押村は付き添いを申し出たが、千速は首を横に振った。
「一人で行ける」
「無理をするな」
「してねぇ」
「千速」
千速は押村を見る。
その目は赤くなかった。
「奏斗」
「何だ」
「今日のこと、忘れるな」
押村は少し息を止めた。
「忘れない」
「研二のこと、知らなくてもいい。でも、今日私が泣かなかったことは忘れるな」
「……なぜ?」
千速は少しだけ笑った。
「いつか、泣けなくなる日があるかもしれねぇから」
押村は言葉を失った。
千速は背を向ける。
「その時は、思い出させろ。
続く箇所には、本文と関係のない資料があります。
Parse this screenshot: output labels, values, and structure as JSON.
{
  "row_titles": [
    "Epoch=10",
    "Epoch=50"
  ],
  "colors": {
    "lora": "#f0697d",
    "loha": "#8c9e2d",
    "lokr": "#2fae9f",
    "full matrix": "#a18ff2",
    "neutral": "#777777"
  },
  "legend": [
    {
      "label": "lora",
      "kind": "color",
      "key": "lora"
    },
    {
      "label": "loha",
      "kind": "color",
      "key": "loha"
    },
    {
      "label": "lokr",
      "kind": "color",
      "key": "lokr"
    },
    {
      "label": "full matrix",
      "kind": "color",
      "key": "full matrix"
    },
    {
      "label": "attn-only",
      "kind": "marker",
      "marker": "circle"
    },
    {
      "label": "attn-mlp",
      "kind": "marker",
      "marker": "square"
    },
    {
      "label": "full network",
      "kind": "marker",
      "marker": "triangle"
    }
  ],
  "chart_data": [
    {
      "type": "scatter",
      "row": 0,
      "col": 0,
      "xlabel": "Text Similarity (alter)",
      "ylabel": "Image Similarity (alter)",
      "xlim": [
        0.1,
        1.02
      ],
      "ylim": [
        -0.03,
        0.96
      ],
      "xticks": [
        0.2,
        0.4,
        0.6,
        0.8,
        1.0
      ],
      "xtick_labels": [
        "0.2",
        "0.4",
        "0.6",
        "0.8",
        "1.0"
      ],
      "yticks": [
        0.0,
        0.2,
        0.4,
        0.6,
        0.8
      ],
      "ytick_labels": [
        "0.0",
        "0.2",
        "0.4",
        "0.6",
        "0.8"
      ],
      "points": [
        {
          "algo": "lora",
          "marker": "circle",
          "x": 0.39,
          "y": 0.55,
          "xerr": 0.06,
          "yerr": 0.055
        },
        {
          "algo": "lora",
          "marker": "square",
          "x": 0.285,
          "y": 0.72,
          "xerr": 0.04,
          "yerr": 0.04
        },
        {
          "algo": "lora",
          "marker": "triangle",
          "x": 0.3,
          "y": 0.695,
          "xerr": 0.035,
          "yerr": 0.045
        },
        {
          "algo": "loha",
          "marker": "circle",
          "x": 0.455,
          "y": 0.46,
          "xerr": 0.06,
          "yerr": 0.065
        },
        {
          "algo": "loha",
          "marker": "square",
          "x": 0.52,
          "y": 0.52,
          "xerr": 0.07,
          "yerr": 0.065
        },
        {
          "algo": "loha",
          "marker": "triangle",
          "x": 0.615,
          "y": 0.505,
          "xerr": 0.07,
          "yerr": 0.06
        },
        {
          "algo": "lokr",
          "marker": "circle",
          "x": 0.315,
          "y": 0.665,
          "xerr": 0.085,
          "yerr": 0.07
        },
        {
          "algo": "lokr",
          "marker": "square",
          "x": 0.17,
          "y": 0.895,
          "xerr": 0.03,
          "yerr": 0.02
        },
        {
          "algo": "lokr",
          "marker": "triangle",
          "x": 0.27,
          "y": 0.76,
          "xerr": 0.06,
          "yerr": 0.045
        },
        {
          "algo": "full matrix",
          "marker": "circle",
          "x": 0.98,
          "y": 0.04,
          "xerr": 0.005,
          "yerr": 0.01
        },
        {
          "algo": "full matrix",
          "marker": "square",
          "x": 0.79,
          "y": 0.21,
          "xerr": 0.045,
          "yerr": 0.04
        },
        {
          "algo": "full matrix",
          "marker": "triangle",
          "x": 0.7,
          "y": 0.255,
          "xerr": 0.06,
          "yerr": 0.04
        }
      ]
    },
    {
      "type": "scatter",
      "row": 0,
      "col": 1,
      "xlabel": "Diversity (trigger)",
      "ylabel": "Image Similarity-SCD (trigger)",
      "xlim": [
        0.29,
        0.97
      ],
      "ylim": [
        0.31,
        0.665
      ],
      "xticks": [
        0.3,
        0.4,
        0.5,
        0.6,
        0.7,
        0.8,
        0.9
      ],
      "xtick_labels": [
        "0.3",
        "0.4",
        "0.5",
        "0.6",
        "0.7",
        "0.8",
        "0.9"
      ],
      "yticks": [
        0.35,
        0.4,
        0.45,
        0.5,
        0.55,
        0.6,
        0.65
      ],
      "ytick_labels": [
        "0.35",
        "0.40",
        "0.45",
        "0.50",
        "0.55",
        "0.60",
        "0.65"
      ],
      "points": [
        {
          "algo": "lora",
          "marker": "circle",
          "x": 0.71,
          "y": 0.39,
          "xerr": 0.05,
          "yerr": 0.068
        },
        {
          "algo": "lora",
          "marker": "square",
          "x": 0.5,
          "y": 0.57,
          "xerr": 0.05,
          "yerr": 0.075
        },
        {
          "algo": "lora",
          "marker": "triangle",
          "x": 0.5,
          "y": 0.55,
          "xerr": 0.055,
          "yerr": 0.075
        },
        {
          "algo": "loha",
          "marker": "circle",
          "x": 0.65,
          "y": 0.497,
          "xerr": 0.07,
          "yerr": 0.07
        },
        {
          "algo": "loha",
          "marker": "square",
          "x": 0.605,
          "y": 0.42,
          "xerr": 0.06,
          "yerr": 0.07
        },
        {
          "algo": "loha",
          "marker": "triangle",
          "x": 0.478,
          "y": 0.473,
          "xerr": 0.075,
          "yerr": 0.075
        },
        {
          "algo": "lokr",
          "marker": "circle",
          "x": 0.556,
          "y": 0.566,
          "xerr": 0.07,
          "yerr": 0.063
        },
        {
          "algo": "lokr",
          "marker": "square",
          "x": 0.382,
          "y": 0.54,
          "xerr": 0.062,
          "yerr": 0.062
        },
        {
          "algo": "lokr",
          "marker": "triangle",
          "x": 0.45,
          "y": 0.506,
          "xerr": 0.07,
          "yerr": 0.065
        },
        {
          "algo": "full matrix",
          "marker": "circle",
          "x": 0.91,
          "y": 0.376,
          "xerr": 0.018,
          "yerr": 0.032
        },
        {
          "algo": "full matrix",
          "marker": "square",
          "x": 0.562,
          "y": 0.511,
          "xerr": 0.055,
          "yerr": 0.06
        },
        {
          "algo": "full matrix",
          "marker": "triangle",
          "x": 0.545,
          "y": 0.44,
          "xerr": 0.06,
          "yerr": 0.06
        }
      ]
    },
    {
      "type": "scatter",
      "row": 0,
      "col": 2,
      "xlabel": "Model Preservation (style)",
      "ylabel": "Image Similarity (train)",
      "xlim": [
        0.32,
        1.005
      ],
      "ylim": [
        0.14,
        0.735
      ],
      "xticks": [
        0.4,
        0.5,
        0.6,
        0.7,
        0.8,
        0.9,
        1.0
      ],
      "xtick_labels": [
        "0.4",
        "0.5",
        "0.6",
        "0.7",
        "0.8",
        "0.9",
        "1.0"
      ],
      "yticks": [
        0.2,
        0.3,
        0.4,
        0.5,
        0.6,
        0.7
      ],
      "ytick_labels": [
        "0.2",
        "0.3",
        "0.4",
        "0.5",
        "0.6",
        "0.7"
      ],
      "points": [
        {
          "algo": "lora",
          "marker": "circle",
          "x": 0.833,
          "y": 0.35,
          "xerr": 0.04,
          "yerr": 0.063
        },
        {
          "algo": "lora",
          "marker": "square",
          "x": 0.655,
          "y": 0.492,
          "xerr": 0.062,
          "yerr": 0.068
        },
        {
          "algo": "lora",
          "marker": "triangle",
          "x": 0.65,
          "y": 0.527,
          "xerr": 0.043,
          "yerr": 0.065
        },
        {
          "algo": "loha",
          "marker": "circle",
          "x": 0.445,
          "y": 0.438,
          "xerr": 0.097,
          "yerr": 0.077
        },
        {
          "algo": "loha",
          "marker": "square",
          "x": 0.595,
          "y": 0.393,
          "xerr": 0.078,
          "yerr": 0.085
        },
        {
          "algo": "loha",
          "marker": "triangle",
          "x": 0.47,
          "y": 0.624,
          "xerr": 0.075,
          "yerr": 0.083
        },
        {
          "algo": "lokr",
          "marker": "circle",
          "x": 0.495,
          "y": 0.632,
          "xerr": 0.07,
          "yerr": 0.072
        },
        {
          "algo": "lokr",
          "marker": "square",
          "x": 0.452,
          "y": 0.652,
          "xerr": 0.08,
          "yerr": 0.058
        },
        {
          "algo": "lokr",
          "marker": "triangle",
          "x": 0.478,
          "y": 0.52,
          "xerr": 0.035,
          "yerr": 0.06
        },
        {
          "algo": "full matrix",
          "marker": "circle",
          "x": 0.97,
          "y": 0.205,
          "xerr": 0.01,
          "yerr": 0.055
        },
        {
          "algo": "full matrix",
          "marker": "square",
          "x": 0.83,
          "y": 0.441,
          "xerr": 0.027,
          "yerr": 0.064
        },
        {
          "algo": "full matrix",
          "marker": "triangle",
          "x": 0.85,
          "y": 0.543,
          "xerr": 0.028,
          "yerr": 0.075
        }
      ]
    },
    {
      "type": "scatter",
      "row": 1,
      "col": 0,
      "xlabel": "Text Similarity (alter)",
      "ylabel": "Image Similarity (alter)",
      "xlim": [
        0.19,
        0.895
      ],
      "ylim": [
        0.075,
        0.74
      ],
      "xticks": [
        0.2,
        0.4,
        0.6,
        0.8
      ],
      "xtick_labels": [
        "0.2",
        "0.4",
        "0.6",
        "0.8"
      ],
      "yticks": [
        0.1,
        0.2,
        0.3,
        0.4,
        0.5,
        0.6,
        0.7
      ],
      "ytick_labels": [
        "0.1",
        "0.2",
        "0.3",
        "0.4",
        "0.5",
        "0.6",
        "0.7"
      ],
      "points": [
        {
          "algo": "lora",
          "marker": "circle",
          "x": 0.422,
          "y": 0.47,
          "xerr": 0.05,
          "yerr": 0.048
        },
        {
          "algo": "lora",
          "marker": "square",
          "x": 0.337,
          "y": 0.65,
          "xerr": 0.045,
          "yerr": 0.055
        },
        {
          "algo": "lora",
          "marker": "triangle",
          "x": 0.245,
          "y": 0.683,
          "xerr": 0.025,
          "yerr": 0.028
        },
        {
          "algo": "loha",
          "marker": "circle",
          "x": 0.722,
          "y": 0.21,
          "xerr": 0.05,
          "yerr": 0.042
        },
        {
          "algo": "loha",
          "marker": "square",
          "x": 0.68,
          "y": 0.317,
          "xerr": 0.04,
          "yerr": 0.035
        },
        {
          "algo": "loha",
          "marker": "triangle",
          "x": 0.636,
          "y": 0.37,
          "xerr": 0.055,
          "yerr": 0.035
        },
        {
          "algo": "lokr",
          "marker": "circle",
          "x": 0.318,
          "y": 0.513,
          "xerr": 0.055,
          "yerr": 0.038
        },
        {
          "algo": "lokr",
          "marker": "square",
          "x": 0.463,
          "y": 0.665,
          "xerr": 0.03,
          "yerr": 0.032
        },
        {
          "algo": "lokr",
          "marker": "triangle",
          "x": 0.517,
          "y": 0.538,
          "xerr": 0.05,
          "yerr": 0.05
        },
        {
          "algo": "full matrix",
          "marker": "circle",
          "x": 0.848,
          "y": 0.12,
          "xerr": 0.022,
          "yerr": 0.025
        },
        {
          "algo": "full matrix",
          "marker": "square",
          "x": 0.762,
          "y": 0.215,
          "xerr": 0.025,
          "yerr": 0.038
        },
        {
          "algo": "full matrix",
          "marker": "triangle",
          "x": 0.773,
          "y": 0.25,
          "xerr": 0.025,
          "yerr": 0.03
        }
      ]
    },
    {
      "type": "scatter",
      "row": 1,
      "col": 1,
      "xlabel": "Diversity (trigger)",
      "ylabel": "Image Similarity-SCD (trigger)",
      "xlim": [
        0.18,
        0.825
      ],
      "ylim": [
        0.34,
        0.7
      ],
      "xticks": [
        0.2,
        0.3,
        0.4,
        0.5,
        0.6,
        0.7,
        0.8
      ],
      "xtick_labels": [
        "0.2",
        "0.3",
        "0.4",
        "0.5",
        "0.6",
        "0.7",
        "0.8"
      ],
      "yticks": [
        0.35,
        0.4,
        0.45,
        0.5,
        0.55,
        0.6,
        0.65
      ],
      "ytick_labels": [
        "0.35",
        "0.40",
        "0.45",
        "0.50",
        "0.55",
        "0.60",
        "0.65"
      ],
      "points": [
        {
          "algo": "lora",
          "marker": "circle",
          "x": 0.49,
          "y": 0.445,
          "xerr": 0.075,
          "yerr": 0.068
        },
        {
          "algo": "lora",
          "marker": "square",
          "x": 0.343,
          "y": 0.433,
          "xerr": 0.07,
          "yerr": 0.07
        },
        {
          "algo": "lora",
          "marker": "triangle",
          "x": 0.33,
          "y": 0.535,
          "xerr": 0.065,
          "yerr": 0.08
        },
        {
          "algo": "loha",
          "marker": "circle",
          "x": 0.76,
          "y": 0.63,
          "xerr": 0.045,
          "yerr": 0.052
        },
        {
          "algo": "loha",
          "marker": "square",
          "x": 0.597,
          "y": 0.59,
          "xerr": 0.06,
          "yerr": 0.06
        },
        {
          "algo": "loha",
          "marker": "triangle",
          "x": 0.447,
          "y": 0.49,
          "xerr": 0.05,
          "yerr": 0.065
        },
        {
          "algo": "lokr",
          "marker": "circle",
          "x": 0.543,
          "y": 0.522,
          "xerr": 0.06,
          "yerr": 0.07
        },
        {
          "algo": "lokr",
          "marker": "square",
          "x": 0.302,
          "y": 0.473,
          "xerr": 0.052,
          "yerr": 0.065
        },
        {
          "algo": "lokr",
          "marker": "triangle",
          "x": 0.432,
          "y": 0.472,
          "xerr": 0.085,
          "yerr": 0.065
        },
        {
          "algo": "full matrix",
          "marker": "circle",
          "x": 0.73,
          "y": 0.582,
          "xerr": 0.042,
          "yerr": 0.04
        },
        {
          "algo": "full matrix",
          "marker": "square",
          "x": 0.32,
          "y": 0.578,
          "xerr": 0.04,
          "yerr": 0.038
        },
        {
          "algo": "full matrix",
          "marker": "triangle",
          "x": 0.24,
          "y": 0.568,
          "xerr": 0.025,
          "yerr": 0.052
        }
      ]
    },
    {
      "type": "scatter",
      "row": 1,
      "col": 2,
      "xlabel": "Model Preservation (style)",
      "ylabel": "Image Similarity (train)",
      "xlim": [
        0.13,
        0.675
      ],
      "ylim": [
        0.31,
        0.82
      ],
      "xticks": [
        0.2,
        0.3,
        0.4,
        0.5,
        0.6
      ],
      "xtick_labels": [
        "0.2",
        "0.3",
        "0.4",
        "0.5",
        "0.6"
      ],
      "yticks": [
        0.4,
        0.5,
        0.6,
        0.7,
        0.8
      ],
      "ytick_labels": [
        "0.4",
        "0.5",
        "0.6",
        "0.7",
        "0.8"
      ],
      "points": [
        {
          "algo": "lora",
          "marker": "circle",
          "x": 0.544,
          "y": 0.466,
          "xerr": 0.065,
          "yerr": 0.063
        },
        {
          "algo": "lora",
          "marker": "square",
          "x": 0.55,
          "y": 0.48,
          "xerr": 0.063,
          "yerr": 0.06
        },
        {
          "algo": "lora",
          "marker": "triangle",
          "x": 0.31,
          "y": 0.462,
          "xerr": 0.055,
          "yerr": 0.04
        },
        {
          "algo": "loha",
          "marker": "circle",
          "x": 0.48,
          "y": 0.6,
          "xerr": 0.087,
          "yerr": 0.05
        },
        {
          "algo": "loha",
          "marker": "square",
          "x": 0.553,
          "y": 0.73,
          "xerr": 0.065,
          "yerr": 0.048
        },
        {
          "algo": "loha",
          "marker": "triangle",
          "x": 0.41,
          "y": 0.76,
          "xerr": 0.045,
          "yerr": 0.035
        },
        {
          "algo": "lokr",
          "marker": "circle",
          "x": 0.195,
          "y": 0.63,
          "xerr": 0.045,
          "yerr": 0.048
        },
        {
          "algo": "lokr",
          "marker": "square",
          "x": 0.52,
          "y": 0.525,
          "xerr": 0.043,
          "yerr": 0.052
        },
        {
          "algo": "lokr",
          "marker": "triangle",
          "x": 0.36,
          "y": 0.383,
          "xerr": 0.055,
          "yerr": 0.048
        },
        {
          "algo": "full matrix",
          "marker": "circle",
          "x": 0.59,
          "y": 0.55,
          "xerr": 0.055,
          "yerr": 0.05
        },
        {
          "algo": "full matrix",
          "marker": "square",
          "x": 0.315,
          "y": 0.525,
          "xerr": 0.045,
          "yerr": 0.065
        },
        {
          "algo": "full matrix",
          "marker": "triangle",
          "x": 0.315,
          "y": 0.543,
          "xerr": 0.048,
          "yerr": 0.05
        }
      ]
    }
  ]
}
私は泣けないんじゃなくて、泣かなかっただけだって」
押村は静かに頷いた。
「分かった」
「頼む」
「分かった」
千速は歩き出した。
その背中は、ひどく真っ直ぐだった。
だからこそ、痛々しかった。
横溝が隣に来る。
「押村」
「はい」
「俺も覚えとく」
押村は横溝を見る。
「今日、初対面でしたよね」
「ああ」
横溝は千速の背中を見ながら言った。
「だが、あんな顔されたら忘れられねぇよ」
押村も同じ方向を見る。
白バイ隊員、萩原千速。
弟を失った姉。
それでも泣かなかった人。
この日から、押村奏斗の中で千速は、ただの同期ではなくなった。
守りたいと思ったわけではない。
彼女は守られるだけの人間ではなかったからだ。
ただ、いつか彼女が崩れそうになった時。
その時だけは、隣にいたいと思った。
そして横溝重悟もまた、この日に萩原千速という女を知った。
荒っぽくて、強くて、泣かない。
けれど、誰よりも深く傷ついている女を。
七年前。
萩原研二が殉職した日。
千速は泣かなかった。
松田陣平は、怒りを胸に焼きつけた。
押村奏斗は、何もできない自分を知った。
横溝重悟は、初めて会った女の強さを忘れられなくなった。
そしてその日から、彼らの時間の中に、戻らない名前が刻まれた。
萩原研二。
チャラくて、人懐っこくて、姉を「姉ちゃん」と呼んで笑っていた男。
その声は、もう帰ってこない。
けれど、千速の中で。
松田の中で。
そして、いつか奏斗と重悟の中でも。
研二は、消えない傷として残り続けることになった。